You know a show is certainly going to be something when you start the afternoon holding your camera bag under bathroom hairdryer in the basement of a nightclub in the middle of the afternoon. And that is where I found myself to kick off Sled Island’s Mint Records showcase.
Calgary felt a little more like Vancouver thanks a torrential downpour that kicked off early in the day and did not let up. It also felt a little like Vancouver due to the stacked lineup Mint brought to showcase.
The Mint Records showcase is a great annual cleanser at Sled Island. Coming at the midpoint of the festival, it’s a free, all-ages event that highlights a broad spectrum of bands all signed to the Mint label. And running for almost five hours, the showcase offers up plenty of time to step in and out of the party.
Bridal Party kicked things off with a high-energy set. Vocalists Suzannah Raudaschl and Joseph Leroux weaved breezily in between jangling guitars and easy beats. Supermoon followed up with their signature brand of sugary sweet pop — perfect afternoon music.
Things really started to get going as the rain let up a little leading up to Faith Healer’s set. The trio filled Commonwealth’s cavernous space with their light and breezy energy. It was easy to listen to the music while also navigating the room, running into friends the whole time. I ended up spending a good section of the set lounging on one of the couches, bobbing my head along to the tunes.

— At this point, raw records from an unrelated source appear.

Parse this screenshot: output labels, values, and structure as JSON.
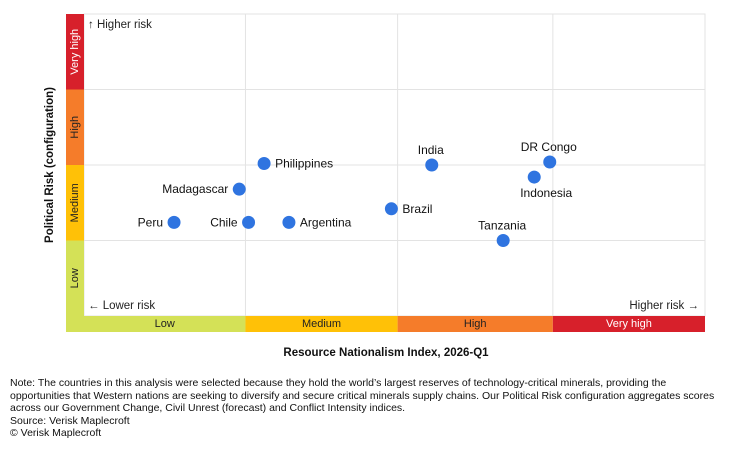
{
  "chart_data": {
    "type": "scatter",
    "xlabel": "Resource Nationalism Index, 2026-Q1",
    "ylabel": "Political Risk (configuration)",
    "xlim": [
      0,
      10
    ],
    "ylim": [
      0,
      10
    ],
    "x_bands": [
      {
        "label": "Low",
        "from": 0,
        "to": 2.6,
        "color": "#d4e157"
      },
      {
        "label": "Medium",
        "from": 2.6,
        "to": 5.05,
        "color": "#ffc107"
      },
      {
        "label": "High",
        "from": 5.05,
        "to": 7.55,
        "color": "#f57c2a"
      },
      {
        "label": "Very high",
        "from": 7.55,
        "to": 10,
        "color": "#d7202b"
      }
    ],
    "y_bands": [
      {
        "label": "Low",
        "from": 0,
        "to": 2.5,
        "color": "#d4e157"
      },
      {
        "label": "Medium",
        "from": 2.5,
        "to": 5.0,
        "color": "#ffc107"
      },
      {
        "label": "High",
        "from": 5.0,
        "to": 7.5,
        "color": "#f57c2a"
      },
      {
        "label": "Very high",
        "from": 7.5,
        "to": 10,
        "color": "#d7202b"
      }
    ],
    "points": [
      {
        "name": "Peru",
        "x": 1.45,
        "y": 3.1,
        "label_pos": "left"
      },
      {
        "name": "Chile",
        "x": 2.65,
        "y": 3.1,
        "label_pos": "left"
      },
      {
        "name": "Madagascar",
        "x": 2.5,
        "y": 4.2,
        "label_pos": "left"
      },
      {
        "name": "Argentina",
        "x": 3.3,
        "y": 3.1,
        "label_pos": "right"
      },
      {
        "name": "Philippines",
        "x": 2.9,
        "y": 5.05,
        "label_pos": "right"
      },
      {
        "name": "Brazil",
        "x": 4.95,
        "y": 3.55,
        "label_pos": "right"
      },
      {
        "name": "India",
        "x": 5.6,
        "y": 5.0,
        "label_pos": "top"
      },
      {
        "name": "DR Congo",
        "x": 7.5,
        "y": 5.1,
        "label_pos": "top"
      },
      {
        "name": "Indonesia",
        "x": 7.25,
        "y": 4.6,
        "label_pos": "bottom"
      },
      {
        "name": "Tanzania",
        "x": 6.75,
        "y": 2.5,
        "label_pos": "top"
      }
    ],
    "point_color": "#2f74e0",
    "grid": true,
    "annotations": {
      "higher_risk_y": "↑ Higher risk",
      "lower_risk_x": "← Lower risk",
      "higher_risk_x": "Higher risk →"
    }
  },
  "footer": {
    "note": "Note: The countries in this analysis were selected because they hold the world’s largest reserves of technology-critical minerals, providing the opportunities that Western nations are seeking to diversify and secure critical minerals supply chains. Our Political Risk configuration aggregates scores across our Government Change, Civil Unrest (forecast) and Conflict Intensity indices.",
    "source": "Source: Verisk Maplecroft",
    "copyright": "© Verisk Maplecroft"
  }
}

By the time Peach Kelli Pop took the stage though, the crowd had coalesced around the front to absorb the band’s saccharine energy. The California-based band is a fresh addition to Mint’s line-up in the past few months, and has spent the past few weeks touring across Canada and the United States. For the Mint showcase, they brought a high-energy set filled with classic tracks — “Hello Kitty Knife” is always a favourite — as well as songs from newer releases.

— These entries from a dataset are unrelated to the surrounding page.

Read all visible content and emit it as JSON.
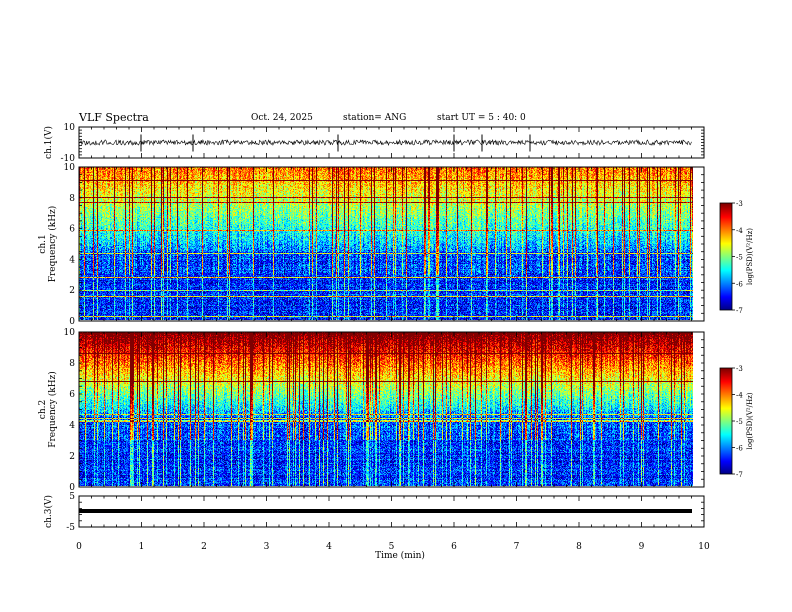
{
  "header": {
    "title": "VLF Spectra",
    "date": "Oct. 24, 2025",
    "station": "station= ANG",
    "start": "start  UT =  5 : 40: 0"
  },
  "chart_data": [
    {
      "id": "ch1",
      "type": "line",
      "ylabel": "ch.1(V)",
      "ylim": [
        -10,
        10
      ],
      "ytick_labels": [
        "10",
        "-10"
      ]
    },
    {
      "id": "ch1-spectrogram",
      "type": "heatmap",
      "ylabel_line1": "ch.1",
      "ylabel_line2": "Frequency (kHz)",
      "ylim": [
        0,
        10
      ],
      "ytick_labels": [
        "0",
        "2",
        "4",
        "6",
        "8",
        "10"
      ],
      "colorbar": {
        "label": "log(PSD)(V²/Hz)",
        "range": [
          -7,
          -3
        ],
        "tick_labels": [
          "-3",
          "-4",
          "-5",
          "-6",
          "-7"
        ]
      }
    },
    {
      "id": "ch2-spectrogram",
      "type": "heatmap",
      "ylabel_line1": "ch.2",
      "ylabel_line2": "Frequency (kHz)",
      "ylim": [
        0,
        10
      ],
      "ytick_labels": [
        "0",
        "2",
        "4",
        "6",
        "8",
        "10"
      ],
      "colorbar": {
        "label": "log(PSD)(V²/Hz)",
        "range": [
          -7,
          -3
        ],
        "tick_labels": [
          "-3",
          "-4",
          "-5",
          "-6",
          "-7"
        ]
      }
    },
    {
      "id": "ch3",
      "type": "line",
      "ylabel": "ch.3(V)",
      "ylim": [
        -5,
        5
      ],
      "ytick_labels": [
        "5",
        "-5"
      ],
      "xlabel": "Time (min)",
      "xlim": [
        0,
        10
      ],
      "xtick_labels": [
        "0",
        "1",
        "2",
        "3",
        "4",
        "5",
        "6",
        "7",
        "8",
        "9",
        "10"
      ]
    }
  ]
}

Speaking of new releases, Vancouver favourites Dumb held their unofficial album launch party as part of the showcase. Playing the day your album drops brings a special spark to the performance and it was easy to see the joy on each of the band members’ faces as they brought those new songs to a new crowd. It was fast, it was joyous and it was a delight to take in.

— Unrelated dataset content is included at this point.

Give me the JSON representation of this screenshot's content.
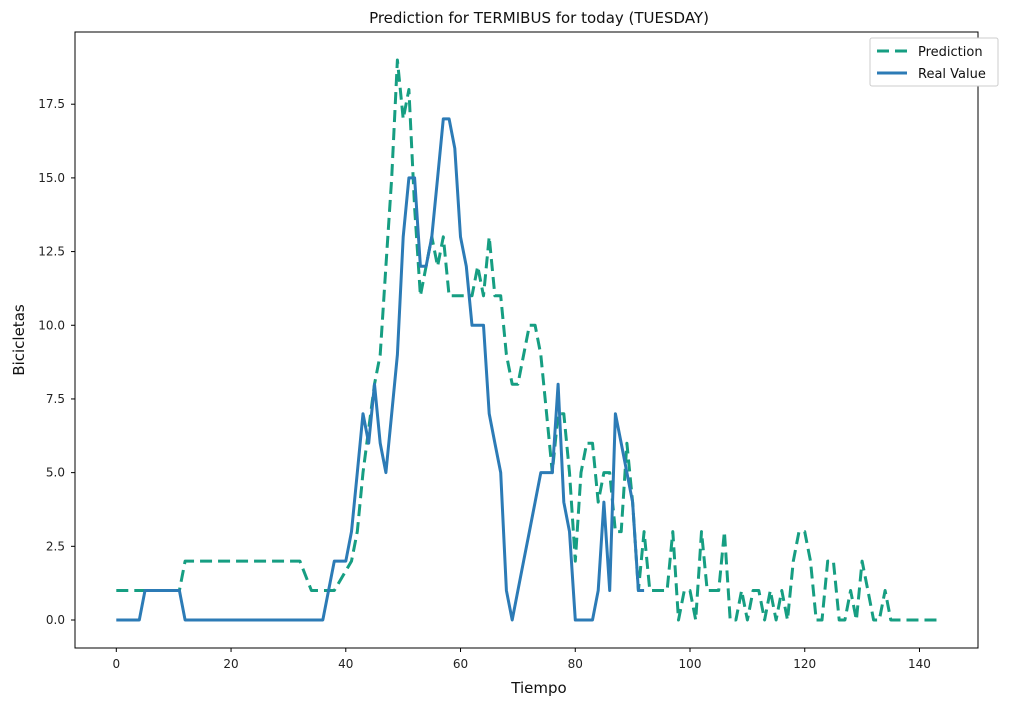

The mood shifted slightly with final act lié, who took the airy pop of the earlier and sunk it down, down, down into a chilling and resonate heaviness. Sporting leather bondage attire, the group brought pounding guitars and vocals to the stage. As if by sheer force of will, they seemed to clear away the rain. After they concluded, I emerged from the venue bleary-eyed at the sudden sun — it felt like a Sled Island miracle.